CSHL hopes to reopen its doors to courses and conferences in October
By Daniel Dunaief
For scientists, meetings and conferences aren’t just a chance to catch up on the latest research, gossip and see old friends: they can also provide an intellectual spark that enhances their careers and leads to new collaborations.
Amid the pandemic, almost all of those in-person conferences stopped, including the annual courses and meetings that Cold Spring Harbor Laboratory hosts. The internationally renowned lab has run meetings since 1933, with a few years off between 1943 and 1945 during World War II.
While scientists made progress on everything from basic to translational research, including in laboratories that pivoted towards work on the SARS-CoV-2 virus, which causes COVID-19, they missed out on the kinds of opportunities that come from in-person interactions.
Assuming COVID infection rates are low enough this fall, CSHL is hoping to restart in-person conferences and courses, with the first conference that will address fifty years of the enzyme reverse transcriptase scheduled for Oct. 20th through the 23rd. That event was originally scheduled for October of 2020.
One of the planned guest speakers for that conference, David Baltimore, who discovered the enzyme that enables RNA to transfer information to DNA and is involved in retroviruses like HIV, won the Nobel Prize.
“I am hoping that there will be significant participation by many eminent scientists, so that is in itself somewhat [of] a ceremonial start,” wrote David Stewart, Executive Director of meetings and courses at Cold Spring Harbor Laboratory.
To attend any of the seven in-person meetings on the calendar before the end of the year, participants need to have vaccinations from either Pfizer, Moderna, Johnson & Johnson or AstraZeneca.
Attendees will have to complete an online form and bring a vaccination card or certificate. Scientists who don’t provide that information “will not be admitted and will not get a key to their room or be able to attend the event,” Stewart said.
CSHL also plans to maintain the thorough and deep cleaning procedures the lab developed.
Stewart hopes that 75 to 80 percent or more of the talks presented will be live, with a virtual audience that could be larger than the in-person attendance.
“It is important to have a critical mass of presenters and audience in-person, but there’s no real limit on how large the virtual audience could be,” he explained.
Typically, the courses attract participants from over 50 countries. Even this year, especially with travel restrictions for some countries still in place, Stewart expects that the majority of participants will travel from locations within the United States.
The Executive Director explained that CSHL was planning to introduce a carbon offset program for all travel to conferences and courses that the facility reimburses starting in 2020. After evaluating several options, they plan to purchase carbon offsets from Cool Effect and will encourage participants paying their own way to do the same or through a similar program.
The courses, meanwhile, will begin on October 4th, with macromolecular crystallography and programming for biology. CSHL hopes to run six of these courses before the end of the year, including a scientific writing retreat.

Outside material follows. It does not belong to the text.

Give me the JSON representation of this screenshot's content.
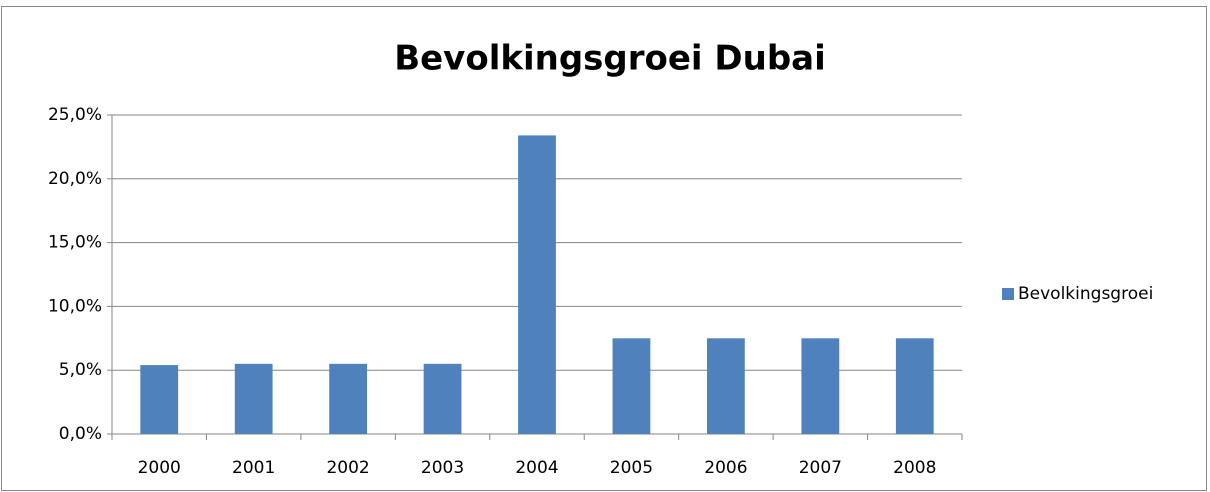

“We are looking to 100 percent enrollment for our courses, so likely this year that will largely be domestic,” Stewart explained.
The courses, which normally have 16 participants, may have 12 students, as the lab tries to run these training opportunities safely without masks or social distancing.
From March of 2020 through the end of last year, the lab had planned 25 meetings and 25 courses. As the pandemic spread, the lab pivoted to virtual meetings. “I felt like a car salesman trying to sell virtual conferences,” Stewart recalled. For the most part, the lab was able to keep to its original schedule of conferences, albeit through a virtual format.
In addition to the scheduled meetings, CSHL decided to add meetings to discuss the latest scientific information related to COVID research.
Stewart approached Hung Fan, a retired virologist at the University of California at Irvine, to help put together these COVID exchanges. Those meetings occurred in June, July, August, October, and January. The sixth one recently concluded.
The meetings addressed “everything around the science of the virus,” Stewart said, which included the biology, the origin, the genomics, the immune response, vaccines, therapeutics and diagnostics, among other scientific issues.
“There was a lot of excellent work being done around SARS-CoV-2,” Stewart said. “We were trying to identify that early on. It was helpful to have people who knew the field well.”
Fan said he combed through preprints like the CSHL-based bioRxiv and related medRxiv every day for important updates on the disease.
Fan described the scientific focus and effort of the research community as being akin to the Manhattan Project which built the atomic bomb during World War II, where “everybody said, ‘We have a common enemy and we want to apply all our capabilities to combating that.”
While Fan is pleased with the productive and valuable exchanges that occurred amid the virtual conferences, he recognized the benefit of sharing a room and a drink with scientific colleagues.
“A lot of the productive interactions at meetings take place in a social setting, at the bar, over dinner” and in other unstructured gatherings, he said. “People are relaxed and can share their scientific thoughts.”
After presentations, Fan described how researchers discuss the work presented and compare that to their own efforts. It’s easier to talk with people in person “as opposed to making a formalized approach through letters and emails.”